Чудак какой-то, подумал Румата. Или все-таки шпион? Надо проверить… А почему, собственно, надо? Кому надо? Кто я такой, чтобы его проверять? Да не желаю я его проверять! Почему бы мне просто не поверить? Вот идет горожанин, явный книгочей, бежит, спасая жизнь… Ему одиноко, ему страшно, он слаб, он ищет защиты… Встретился ему аристократ. Аристократы по глупости и из спеси в политике не разбираются, а мечи у них длинные, и серых они не любят. Почему бы горожанину Киуну не найти бескорыстную защиту у глупого и спесивого аристократа? И все. Не буду я его проверять. Незачем мне его проверять. Поговорим, скоротаем время, расстанемся друзьями…
— Киун… — произнес он. — Я знавал одного Киуна. Продавец снадобий и алхимик с Жестяной улицы. Ты его родственник?
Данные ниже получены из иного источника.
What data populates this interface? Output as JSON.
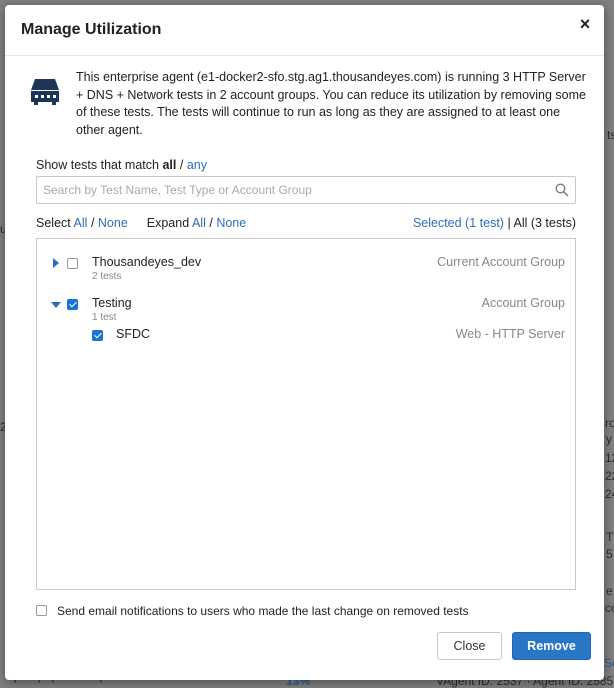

— Увы, да, — сказал Киун. — Правда, дальний родственник, но им все равно… до двенадцатого потомка.
— И куда же ты бежишь, Киун?
— Куда-нибудь… Подальше. Многие бегут в Ирукан. Попробую и я в Ирукан.
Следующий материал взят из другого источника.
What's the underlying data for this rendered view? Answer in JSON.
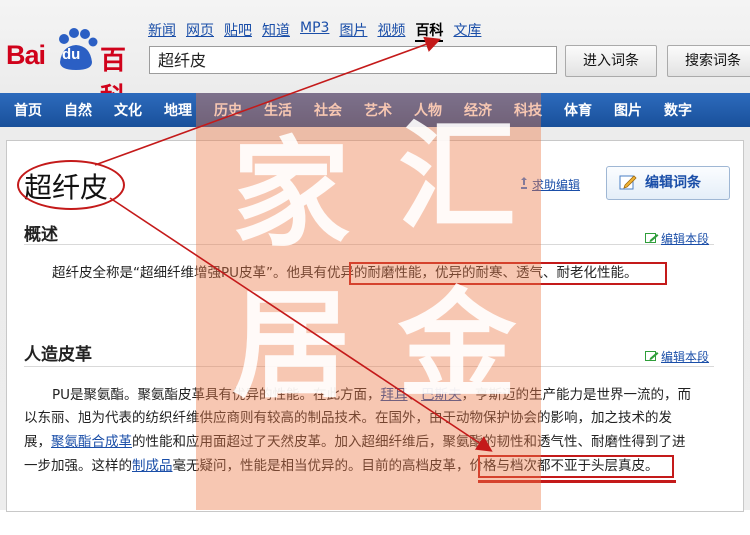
{
  "logo": {
    "left_text": "Bai",
    "paw_text": "du",
    "right_text": "百科"
  },
  "topnav": [
    "新闻",
    "网页",
    "贴吧",
    "知道",
    "MP3",
    "图片",
    "视频",
    "百科",
    "文库"
  ],
  "search": {
    "value": "超纤皮"
  },
  "buttons": {
    "enter": "进入词条",
    "search": "搜索词条"
  },
  "categories": [
    "首页",
    "自然",
    "文化",
    "地理",
    "历史",
    "生活",
    "社会",
    "艺术",
    "人物",
    "经济",
    "科技",
    "体育",
    "图片",
    "数字"
  ],
  "entry": {
    "title": "超纤皮",
    "help_link": "求助编辑",
    "edit_button": "编辑词条"
  },
  "sections": [
    {
      "heading": "概述",
      "edit_link": "编辑本段",
      "text_a": "超纤皮全称是“超细纤维增强PU皮革”。他具有",
      "text_highlight": "优异的耐磨性能，优异的耐寒、透气、耐老化性能。"
    },
    {
      "heading": "人造皮革",
      "edit_link": "编辑本段",
      "l1_a": "PU是聚氨酯。聚氨酯皮革具有优异的性能。在此方面，",
      "l1_link1": "拜耳",
      "l1_sep": "、",
      "l1_link2": "巴斯夫",
      "l1_b": "，亨斯迈的生产能力是世界一流的，而",
      "l2": "以东丽、旭为代表的纺织纤维供应商则有较高的制品技术。在国外，由于动物保护协会的影响，加之技术的发",
      "l3_a": "展，",
      "l3_link": "聚氨酯合成革",
      "l3_b": "的性能和应用面超过了天然皮革。加入超细纤维后，聚氨酯的韧性和透气性、耐磨性得到了进",
      "l4_a": "一步加强。这样的",
      "l4_link": "制成品",
      "l4_b": "毫无疑问，性能是相当优异的。目前的高档皮革，",
      "l4_highlight": "价格与档次都不亚于头层真皮。"
    }
  ],
  "watermark": {
    "c1": "家",
    "c2": "汇",
    "c3": "居",
    "c4": "金"
  },
  "colors": {
    "brand_red": "#d0021b",
    "nav_blue": "#1d5aa8",
    "link_blue": "#1a4ea8",
    "annotation_red": "#c41a1a",
    "watermark_orange": "#ec7a48"
  }
}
— Так-так, — произнес Румата. — И ты вообразил, что благородный дон проведет тебя через заставу?
Киун промолчал.
— Или, может быть, ты думаешь, что благородный дон не знает, кто такой алхимик Киун с Жестяной улицы?
Киун молчал. Что-то я не то говорю, подумал Румата. Он привстал на стременах и прокричал, подражая глашатаю на Королевской площади:
— Обвиняется и повинен в ужасных, непрощаемых преступлениях против бога, короны и спокойствия.